Amelia McGowan, immigration attorney at the Mississippi Center for Justice, told CNBC it would take about a month if individuals held in federal custody are able to get a bond. If they are unable to get a bond, the process can take longer, she added.

McGowan and a group of 150 attorneys in Mississippi and nationwide, are organizing to help represent people in removal proceedings in immigration courts.

Democrats have expressed outrage over the raids.

Sen. Kamala Harris on on NBC News "Meet the Press" on Sunday accused the Trump administration of directing the Department of Homeland Security to conduct a "campaign of terror."

On Friday, the House Committee on Oversight and Reform said Reps. Elijah Cummings, D-Md., Bennie G. Thompson, D-Miss., and Jamie Raskin, D-Md., sent a letter to the Departments of Justice and Homeland Security, requesting documents and a briefing to investigate recent coordinated immigration enforcement actions.
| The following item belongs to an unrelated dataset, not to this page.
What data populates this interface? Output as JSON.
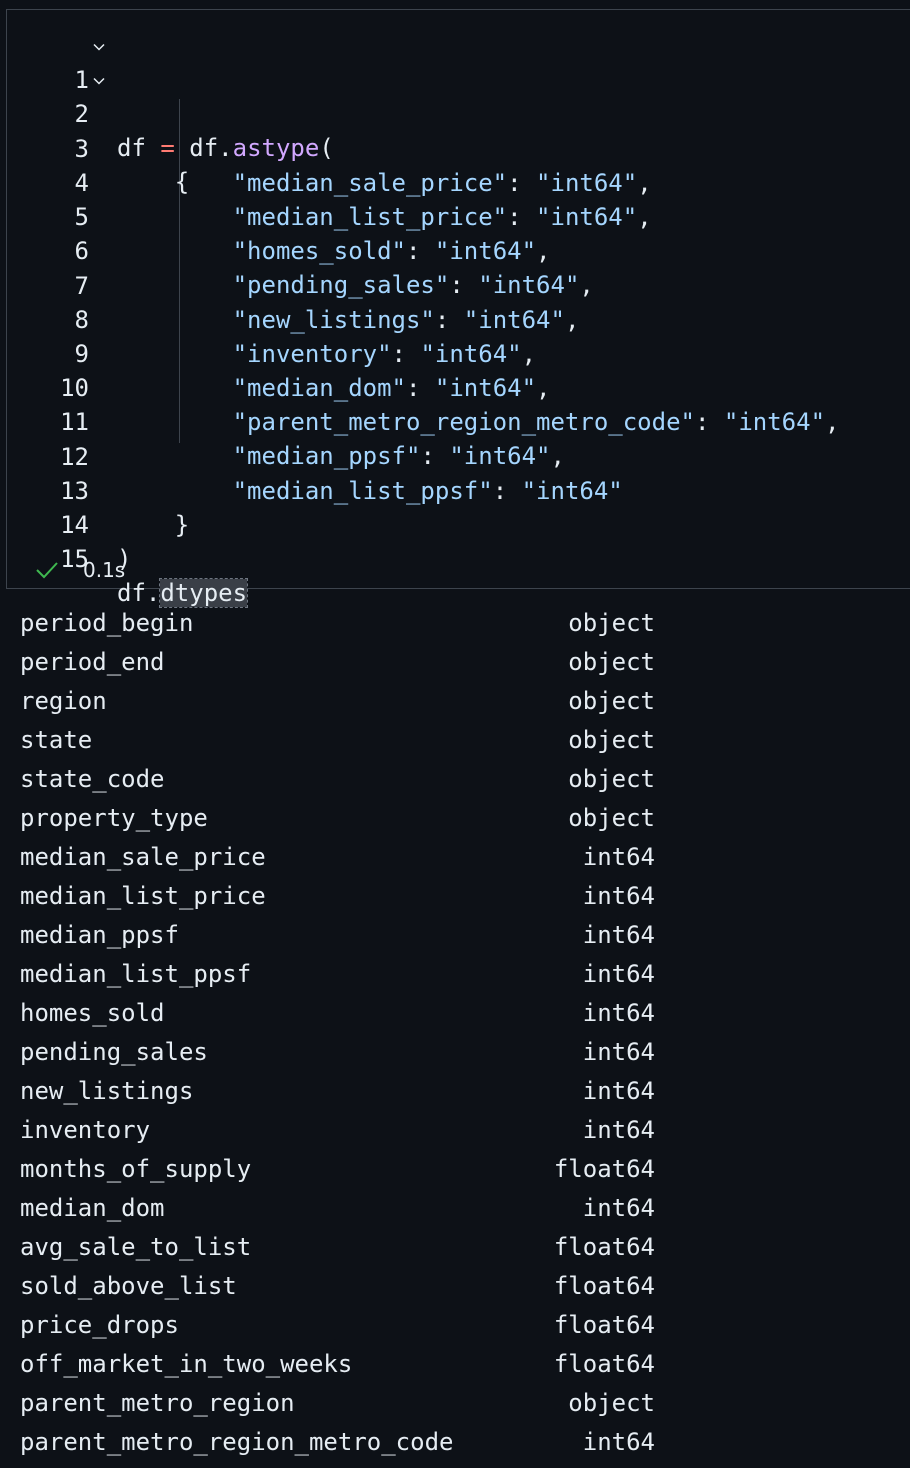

"We are concerned by reports that these enforcement actions on August 7, 2019, left many children — on their first day of school — separated from their parents and terrified because they did not know where their parents were taken and detained," the letter said.

"It appears that these DOJ and ICE enforcement actions are targeting only immigrant workers and not their employers. We are alarmed by the potential serious chilling effect of these enforcement actions close in time to these workers vindicating their rights to a safe working environment."

Multiple media outlets have reported that employers have not been charged.